Hazırladıkları raporların mantığındaki kurnazlık gibi davranarak, ama aslında akılsızlığını göstererek günü kurtarmaya çalışan şeyler geveliyor. Kürt sorunu başta gelmek üzere, Türkiye’nin geleceğini etkileyecek temel barış, demokrasi ve özgürlük sorunlarının çözüm yolunu değil, kendi olası iktidarının dikensiz yolunu bulma derdine düşmüş görünüyor. Ama, öyle de bir yol yok. Hayale kapılıyor.
Hem de ne hayaller!
Örneğin; Suriye sorununu çözmek gibi! Hem de yakında, sonbaharda, konferansla!
Bu ‘tereyağından kıl çekme operasyonu’nu müjdeleyen Kılıçdaroğlu, Erdoğan’a da fırçayı basmayı ihmal etmiyor. Hem, güvenlik kaygım var diye adamın toprağına gireceksin-tamam gir de, hem de gidip bir Esad’la görüşmeyeceksin, gel beraber çözelim demeyeceksin, böyle olamaz. Kişisel gurur yapıyorsun, devlet çıkarları böyle korunmaz. Türkiye ateş çemberinin içinde, çıkarılması lazım. Siz çözemediniz, biz çözeriz. ABD, Rusya, İran hariç Esad başta olmak üzere, Suriye’deki bütün aktörleri bir masa etrafında toplar, çözeriz. Ha, bir de PYD/SDG’yi almayız masaya, onlar Suriye’li ama aktör değil, terörist.
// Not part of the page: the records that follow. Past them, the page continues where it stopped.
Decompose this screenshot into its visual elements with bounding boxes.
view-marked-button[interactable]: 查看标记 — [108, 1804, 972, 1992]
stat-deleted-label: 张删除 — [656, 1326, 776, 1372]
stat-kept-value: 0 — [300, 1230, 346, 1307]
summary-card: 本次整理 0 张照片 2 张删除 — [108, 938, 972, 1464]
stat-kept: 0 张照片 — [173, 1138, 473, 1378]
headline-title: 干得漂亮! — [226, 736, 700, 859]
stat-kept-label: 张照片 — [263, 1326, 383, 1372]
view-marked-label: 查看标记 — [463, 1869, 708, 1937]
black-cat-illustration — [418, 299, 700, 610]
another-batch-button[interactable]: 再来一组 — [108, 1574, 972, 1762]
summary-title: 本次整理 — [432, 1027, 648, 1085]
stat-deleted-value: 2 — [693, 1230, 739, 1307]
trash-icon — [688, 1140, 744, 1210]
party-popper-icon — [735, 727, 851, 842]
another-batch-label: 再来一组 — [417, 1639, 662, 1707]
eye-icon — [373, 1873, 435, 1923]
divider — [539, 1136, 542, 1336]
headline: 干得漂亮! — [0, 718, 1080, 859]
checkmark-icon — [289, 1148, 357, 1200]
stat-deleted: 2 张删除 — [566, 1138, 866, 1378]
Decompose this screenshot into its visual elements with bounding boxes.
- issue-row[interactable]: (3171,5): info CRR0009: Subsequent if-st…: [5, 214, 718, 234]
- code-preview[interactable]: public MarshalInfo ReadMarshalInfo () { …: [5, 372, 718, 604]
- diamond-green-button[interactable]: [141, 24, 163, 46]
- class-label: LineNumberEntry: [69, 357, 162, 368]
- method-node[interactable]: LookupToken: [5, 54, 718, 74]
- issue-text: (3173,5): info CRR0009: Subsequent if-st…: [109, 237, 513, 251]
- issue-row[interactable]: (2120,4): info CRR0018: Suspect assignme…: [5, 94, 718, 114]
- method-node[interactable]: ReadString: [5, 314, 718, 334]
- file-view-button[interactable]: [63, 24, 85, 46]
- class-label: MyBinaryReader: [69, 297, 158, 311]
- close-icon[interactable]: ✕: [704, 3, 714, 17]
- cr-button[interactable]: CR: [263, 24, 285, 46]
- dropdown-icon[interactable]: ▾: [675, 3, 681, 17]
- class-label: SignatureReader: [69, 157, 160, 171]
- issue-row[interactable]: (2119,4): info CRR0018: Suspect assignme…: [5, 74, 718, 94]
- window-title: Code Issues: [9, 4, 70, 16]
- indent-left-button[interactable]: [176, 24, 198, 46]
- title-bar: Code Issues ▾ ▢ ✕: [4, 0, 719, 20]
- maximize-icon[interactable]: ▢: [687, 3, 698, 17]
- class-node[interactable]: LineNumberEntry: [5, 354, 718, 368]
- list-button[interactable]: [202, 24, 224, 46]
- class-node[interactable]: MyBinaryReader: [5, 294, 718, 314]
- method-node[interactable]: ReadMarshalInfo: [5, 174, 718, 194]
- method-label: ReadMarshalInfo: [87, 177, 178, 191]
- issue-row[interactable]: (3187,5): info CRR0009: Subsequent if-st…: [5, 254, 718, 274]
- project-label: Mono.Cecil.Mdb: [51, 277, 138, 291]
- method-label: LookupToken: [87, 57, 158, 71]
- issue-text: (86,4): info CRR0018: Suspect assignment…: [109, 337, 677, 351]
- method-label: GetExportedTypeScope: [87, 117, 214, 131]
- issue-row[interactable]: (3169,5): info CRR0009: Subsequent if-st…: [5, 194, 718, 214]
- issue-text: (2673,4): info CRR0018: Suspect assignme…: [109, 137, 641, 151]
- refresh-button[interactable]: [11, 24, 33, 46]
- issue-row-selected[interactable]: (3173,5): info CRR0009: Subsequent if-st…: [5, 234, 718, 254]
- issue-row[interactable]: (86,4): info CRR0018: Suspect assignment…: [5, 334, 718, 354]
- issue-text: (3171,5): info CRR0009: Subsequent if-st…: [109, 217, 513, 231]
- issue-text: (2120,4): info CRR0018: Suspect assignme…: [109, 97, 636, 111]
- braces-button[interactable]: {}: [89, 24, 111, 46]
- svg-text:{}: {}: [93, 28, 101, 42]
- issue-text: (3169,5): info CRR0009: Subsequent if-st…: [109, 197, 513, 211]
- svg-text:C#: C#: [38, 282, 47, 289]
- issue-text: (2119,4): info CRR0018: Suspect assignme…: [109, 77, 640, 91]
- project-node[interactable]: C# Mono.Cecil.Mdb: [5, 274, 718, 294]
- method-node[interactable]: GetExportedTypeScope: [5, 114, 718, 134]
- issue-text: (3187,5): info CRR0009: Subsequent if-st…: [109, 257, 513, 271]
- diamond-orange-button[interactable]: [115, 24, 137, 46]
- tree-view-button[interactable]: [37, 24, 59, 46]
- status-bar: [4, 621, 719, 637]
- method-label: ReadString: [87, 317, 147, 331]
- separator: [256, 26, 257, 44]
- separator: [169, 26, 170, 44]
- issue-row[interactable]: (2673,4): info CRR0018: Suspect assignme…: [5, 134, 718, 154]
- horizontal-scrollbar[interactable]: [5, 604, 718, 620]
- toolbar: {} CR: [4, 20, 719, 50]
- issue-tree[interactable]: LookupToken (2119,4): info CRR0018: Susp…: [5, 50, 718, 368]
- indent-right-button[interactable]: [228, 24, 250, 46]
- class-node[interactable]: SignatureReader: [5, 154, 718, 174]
Diğerleri de temiz zaten.
Özetle ve esasla CHP’de hesap bu minvalde.
Temiz çözüm gerçekten!
Türkiye’nin savaş politikalarına ve harcamalarına onay var… İşgaline onay var… İşgal edilen yerlere mültecilerin yerleştirilmesine onay var… Cihatçı çetelerin at oynatmasına onay var… Kürtlerin Suriye’deki kendi topraklarında kendilerini yönetmelerine gram onay yok.
CHP’nin bu kafayla, “22 soruya 22 cevap” hazırlamasına ne gerek vardı ki? Tek soruya tek cevapta bitirilebilir iş: Kürt sorunu Kürtsüz nasıl çözülür?
Bekleyip görelim bakalım, nasıl olacak!